Action towards a Tobacco-free Pacific

At the Fifth Pacific NCD Forum: Political Commitment to Resilient Action held in Auckland from 23-26 September 2013, participants shared their experiences, progress and challenges, and future plans for implementing these very cost effective tobacco control interventions. A few PICTs have developed a comprehensive progressive taxation plan for tobacco products; others have engaged premises management in enforcing tobacco-free environment laws; and many have updated tobacco control legislation to comply with the FCTC. Some challenges identified were tobacco industry interference and limited human resources.

Participants took further action toward achieving a Tobacco Free Pacific by recommending the establishment of a tobacco technical assistance network to provide rapid support to Pacific island countries and territories (PICTs). This network would assist PICTs with cross-sectoral challenges such as countering tobacco industry interference, increasing tobacco taxes, and promoting tobacco-free environments. Members of the network will include country tobacco control focal points and other stakeholders, nongovernmental organizations including civil society, and technical experts/partners.

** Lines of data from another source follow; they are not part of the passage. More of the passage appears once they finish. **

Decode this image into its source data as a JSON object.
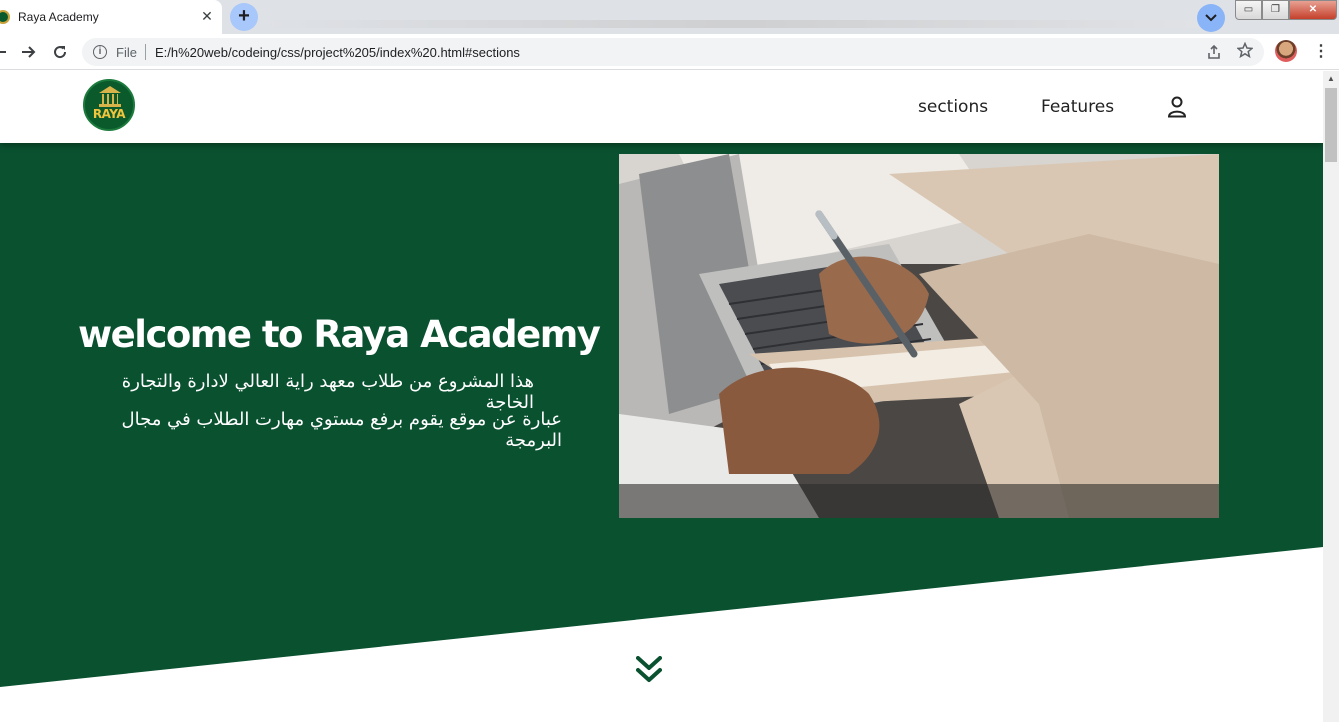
{
  "browser": {
    "tab_title": "Raya Academy",
    "tab_close": "✕",
    "newtab": "+",
    "omnibox": {
      "info": "i",
      "scheme_label": "File",
      "url": "E:/h%20web/codeing/css/project%205/index%20.html#sections"
    },
    "window_controls": {
      "minimize": "▭",
      "maximize": "❐",
      "close": "✕"
    },
    "icons": [
      "back-arrow-icon",
      "forward-arrow-icon",
      "reload-icon",
      "share-icon",
      "star-icon",
      "profile-avatar",
      "kebab-menu-icon"
    ]
  },
  "header": {
    "logo_text": "RAYA",
    "nav": {
      "sections": "sections",
      "features": "Features"
    },
    "icons": [
      "user-icon"
    ]
  },
  "hero": {
    "title": "welcome to Raya Academy",
    "line1": "هذا المشروع من طلاب معهد راية العالي لادارة والتجارة الخاجة",
    "line2": "عبارة عن موقع يقوم برفع مستوي مهارت الطلاب في مجال البرمجة",
    "scroll_icon": "double-chevron-down-icon"
  },
  "colors": {
    "brand_green": "#0a5130",
    "accent_gold": "#f0c43c",
    "tab_accent": "#a8c7fa"
  }
}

Leaders furthering the commitment

Noncommunicable disease representatives from around the Pacific region have made significant strides toward answering the call made by the Pacific Ministers of Health affirmed their support for the adoption of the Tobacco-Free Pacific Goal by 2025 (an adult tobacco use prevalence of less than 5% in each country) at the Tenth Pacific Health Ministers Meeting in July 2013. This goal is substantially lower than the global voluntary NCD target for tobacco use prevalence established in 2011 which was to achieve a 30% relative reduction in tobacco use by 2025.

Furthermore, at the September UN General Assembly, the President of Palau, Tommy E Remengesau Jr., representing the Pacific Small Islands Developing States, underscored the need to reduce tobacco consumption in the Pacific. To emphasize the point, he reaffirmed the Pacific’s support for including NCDs in the post-2015 development agenda and he highlighted that “tobacco consumption, which was left out of the MDGs, has a direct impact on worsening NCDs and must be separately targeted.”

Increasing taxes on tobacco products is a very cost effective intervention that encourages current tobacco users to reduce their consumption and deter children and youth from starting the dangerous and addictive habit. To support the political commitment to a Tobacco Free Pacific by 2025, Palau recently joined other Pacific Islands and passed its first ever excise tax on tobacco products, which will take effect in 2014. In the first year, the tax will be $3.50USD per 0.017kg –weight equivalent to a 20-pack of manufactured cigarettes, and there is a built-in increase to $5.00USD per 0.017kg in 2015.